Every day poses new obstacles. Wednesday’s biggest challenge wasn’t completely unexpected.

In one of the opening scenes the character Zoe Volo arrives at the farmhouse driving a vintage 1980s-era Jeep.

Advertisements

That became an issue when actress Meghan Carrasquillo – who, at 25-years old, is younger than the vehicle – didn’t know how to drive a manual transmission.

Chris Ross, one of those comic-actors who plays “Buckley,” spent Wednesday morning teaching Carrasquillo how to drive a stick, and by 4 p.m. co-director Jerry Sommer – another comic-actor – had the shot.

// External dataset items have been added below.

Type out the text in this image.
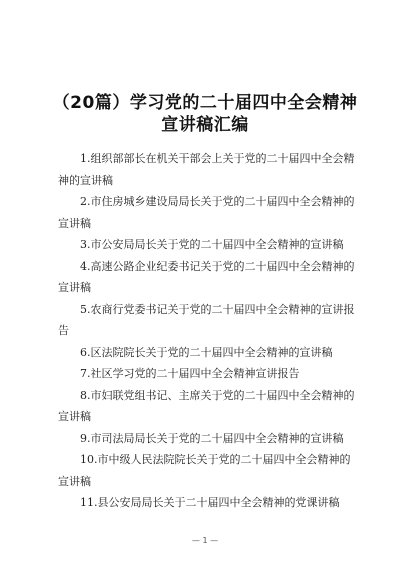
（20篇）学习党的二十届四中全会精神
宣讲稿汇编

1.组织部部长在机关干部会上关于党的二十届四中全会精神的宣讲稿

2.市住房城乡建设局局长关于党的二十届四中全会精神的宣讲稿

3.市公安局局长关于党的二十届四中全会精神的宣讲稿

4.高速公路企业纪委书记关于党的二十届四中全会精神的宣讲稿

5.农商行党委书记关于党的二十届四中全会精神的宣讲报告

6.区法院院长关于党的二十届四中全会精神的宣讲稿

7.社区学习党的二十届四中全会精神宣讲报告

8.市妇联党组书记、主席关于党的二十届四中全会精神的宣讲稿

9.市司法局局长关于党的二十届四中全会精神的宣讲稿

10.市中级人民法院院长关于党的二十届四中全会精神的宣讲稿

11.县公安局局长关于二十届四中全会精神的党课讲稿

— 1 —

“It wasn’t that hard,” Carrasquillo said. “I was really nervous at first because That’s an antique car. I’m used to two pedals, not three.”

As it has done with seemingly everything over the past year, COVID-19 threw Rimi and iPossessed a few curve balls.

Ross and Sommer were cast to play a different characters but a bout of pneumonia brought on by the corona virus afflicted another comic-actor, Troy Thirdgill, shortly before production began, forcing Rimi to make the difficult decision to shuffle the cast.

Another actor – using that term loosely – will have to appear virtually. During a pre-production trip to the set Rimi saw cows on the property, so he wrote them into the script. However, the pandemic prompted the property owner to sell the cows. Rimi attempted to rent cows, but the $4,000 per-day, per-bovine price tag proved prohibitive, so Rimi resigned to adding computer generated cows in post production.

But as setbacks go, that one’s fairly minor.

It’s still early in the process, but iPossessed remains on schedule to wrap shooting on May 26. South Florida comics Warren Scott (actor, executive producer) and Jackie Sanchez (actor) are expected on the set beginning next week.

There is not yet a timeline for its release.

“I’ve watched Carl work in the dark with no reward – endless hours, up at 4 a.m., every spare minute working on this movie, writing story boards, producing, all the behind-the-scenes stuff,” said Tami Lee Boothby, Rimi’s co-producer, castmate and girlfriend. “This is the fun part now.”